Me acordé de ella rebuscando en la memoria la imagen de algún digno friki en el cine.
También recordé que, como un pequeño respiro, agradecí el breve juego de incomunicación en un columpio.
Coixet, genial rara avis.
Pensándolo mejor, ninguno de los dos.
G. era pelirrojo, tenía la cabeza grande, los pies planos y una risa bobalicona y contagiosa. Tenía muchos hermanos. Recuerdo que durante un tiempo –imposible saber cuánto- anduve correteando con él por la zona antigua, por donde él vivía. Una vez me presentó, orgulloso creo recordar, a un chaval peligroso que al parecer había pegado a su padre un día que éste se emborrachó. No creo que felicitara al muchacho y seguro que me quedé rascándome la cabeza, con esa expresión que aún conservo y utilizo cuando quiero decir "¿¡?¡?¡?¿¡?" Ahora comprendo que en ese desconcertante episodio se refleja el estado de abandono en el que se encontraba entonces el casco antiguo, un suburbio de casas bajas en pleno centro histórico. Aunque la familia de G. no tenía nada que ver con ello, al vivir en aquel entorno mi amigo conoció otro mundo y me presentó a uno de sus habitantes. Con los años las cosas han cambiado y el casco antiguo se ha recuperado, convirtiéndose en una tranquila y apreciada zona residencial y desplazando la miseria a alguna otra parte. Al fin y al cabo la marginalidad, como el tamo del polvo, termina acumulándose donde la dejan, moviéndose siempre al ritmo de los escobazos.
Adonde quiero llegar es a la casa de G. Qué manía la mía y qué albañil más feliz habría sido. Era una vivienda unifamiliar construida a escasos cincuenta metros de la catedral, a un paso de la facultad donde el padre de G. daba sus clases y con formidables vistas al impresionante convento de San E. La verdad es que el chalecito estropeaba la vista de la catedral desde la calle San P. y mi padre siempre decía que era una barbaridad que el Ayuntamiento hubiera permitido su construcción. Un disparate urbanístico, sí, pero qué casa, pensaba yo. Creo que no sueño cuando recuerdo que hasta tenía una pequeña piscina. Y muchas habitaciones, porque aquella familia sí que era numerosa en el antiguo sentido de la expresión. Hace bastante tiempo que no paso por allí, pero creo que se derribó la casa y se construyó un pequeño bloque de apartamentos.

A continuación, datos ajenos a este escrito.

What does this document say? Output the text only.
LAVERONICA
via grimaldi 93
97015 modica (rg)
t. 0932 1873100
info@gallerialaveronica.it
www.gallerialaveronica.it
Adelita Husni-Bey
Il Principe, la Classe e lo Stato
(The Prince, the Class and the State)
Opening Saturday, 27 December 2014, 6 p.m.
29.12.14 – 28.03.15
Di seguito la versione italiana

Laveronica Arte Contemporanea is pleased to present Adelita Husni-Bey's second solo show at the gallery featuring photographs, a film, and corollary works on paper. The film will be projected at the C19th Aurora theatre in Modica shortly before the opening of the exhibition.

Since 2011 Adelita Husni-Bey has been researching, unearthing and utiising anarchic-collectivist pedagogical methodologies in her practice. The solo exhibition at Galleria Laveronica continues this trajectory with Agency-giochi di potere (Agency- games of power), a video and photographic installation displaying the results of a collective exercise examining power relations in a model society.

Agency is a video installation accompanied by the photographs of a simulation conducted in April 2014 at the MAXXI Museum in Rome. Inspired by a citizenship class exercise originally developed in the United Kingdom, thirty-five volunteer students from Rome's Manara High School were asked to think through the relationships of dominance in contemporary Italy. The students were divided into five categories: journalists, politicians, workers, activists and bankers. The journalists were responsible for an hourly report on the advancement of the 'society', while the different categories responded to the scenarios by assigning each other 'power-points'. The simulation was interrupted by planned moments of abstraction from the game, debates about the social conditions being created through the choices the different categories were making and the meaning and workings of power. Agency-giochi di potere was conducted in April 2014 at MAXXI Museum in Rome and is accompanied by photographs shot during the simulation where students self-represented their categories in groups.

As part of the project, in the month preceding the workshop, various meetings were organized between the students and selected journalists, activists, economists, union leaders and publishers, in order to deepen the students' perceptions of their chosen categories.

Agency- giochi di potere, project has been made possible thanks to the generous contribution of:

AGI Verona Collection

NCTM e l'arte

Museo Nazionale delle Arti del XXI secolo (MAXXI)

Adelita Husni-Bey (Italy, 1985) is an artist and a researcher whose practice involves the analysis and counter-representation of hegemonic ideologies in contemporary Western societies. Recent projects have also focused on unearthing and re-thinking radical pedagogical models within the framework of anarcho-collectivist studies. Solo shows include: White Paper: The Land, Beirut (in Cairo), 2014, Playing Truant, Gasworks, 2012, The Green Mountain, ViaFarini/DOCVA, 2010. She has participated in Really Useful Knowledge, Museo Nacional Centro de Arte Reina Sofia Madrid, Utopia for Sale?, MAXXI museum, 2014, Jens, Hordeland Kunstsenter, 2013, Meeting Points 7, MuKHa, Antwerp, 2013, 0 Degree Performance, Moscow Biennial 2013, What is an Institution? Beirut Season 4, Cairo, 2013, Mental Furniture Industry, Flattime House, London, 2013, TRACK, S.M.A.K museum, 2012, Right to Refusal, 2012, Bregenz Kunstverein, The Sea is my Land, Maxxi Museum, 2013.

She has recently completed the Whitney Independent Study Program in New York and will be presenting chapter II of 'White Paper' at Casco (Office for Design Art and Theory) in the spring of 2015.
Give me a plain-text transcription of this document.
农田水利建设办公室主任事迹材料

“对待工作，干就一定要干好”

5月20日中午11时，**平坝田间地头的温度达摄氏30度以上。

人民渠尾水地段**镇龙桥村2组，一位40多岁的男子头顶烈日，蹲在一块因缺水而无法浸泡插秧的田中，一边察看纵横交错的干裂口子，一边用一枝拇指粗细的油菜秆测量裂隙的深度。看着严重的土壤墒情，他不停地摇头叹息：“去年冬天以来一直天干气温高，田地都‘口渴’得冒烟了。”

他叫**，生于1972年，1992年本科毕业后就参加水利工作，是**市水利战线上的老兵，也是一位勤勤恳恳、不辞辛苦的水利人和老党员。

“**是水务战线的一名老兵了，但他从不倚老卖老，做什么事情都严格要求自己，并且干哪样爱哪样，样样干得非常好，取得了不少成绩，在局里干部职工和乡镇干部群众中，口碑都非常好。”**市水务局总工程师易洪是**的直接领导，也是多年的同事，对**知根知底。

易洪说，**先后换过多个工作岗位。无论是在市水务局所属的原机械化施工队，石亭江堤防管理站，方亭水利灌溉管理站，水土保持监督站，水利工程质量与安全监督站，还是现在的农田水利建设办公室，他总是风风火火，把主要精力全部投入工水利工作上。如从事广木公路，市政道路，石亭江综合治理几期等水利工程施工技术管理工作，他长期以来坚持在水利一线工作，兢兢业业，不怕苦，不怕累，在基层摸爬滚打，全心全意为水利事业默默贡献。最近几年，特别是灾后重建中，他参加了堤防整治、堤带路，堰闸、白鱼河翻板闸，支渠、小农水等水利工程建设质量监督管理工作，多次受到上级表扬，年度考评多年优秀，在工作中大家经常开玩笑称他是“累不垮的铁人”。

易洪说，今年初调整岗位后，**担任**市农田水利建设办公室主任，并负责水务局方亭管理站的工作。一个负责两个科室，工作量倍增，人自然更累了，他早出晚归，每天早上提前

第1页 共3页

Cuando intento saber algo de aquellos amigos del pasado a los que he perdido por completo la pista, pruebo suerte tecleando su nombre y apellidos en un buscador de internet. Con el hijo del dentista obtuve algo, pero de G. no hay ni rastro. ¿Qué habrá sido de aquel entrañable grandullón?
Por si acaso, me cuido de teclear mi propio nombre. No quiero comprobar que no existo.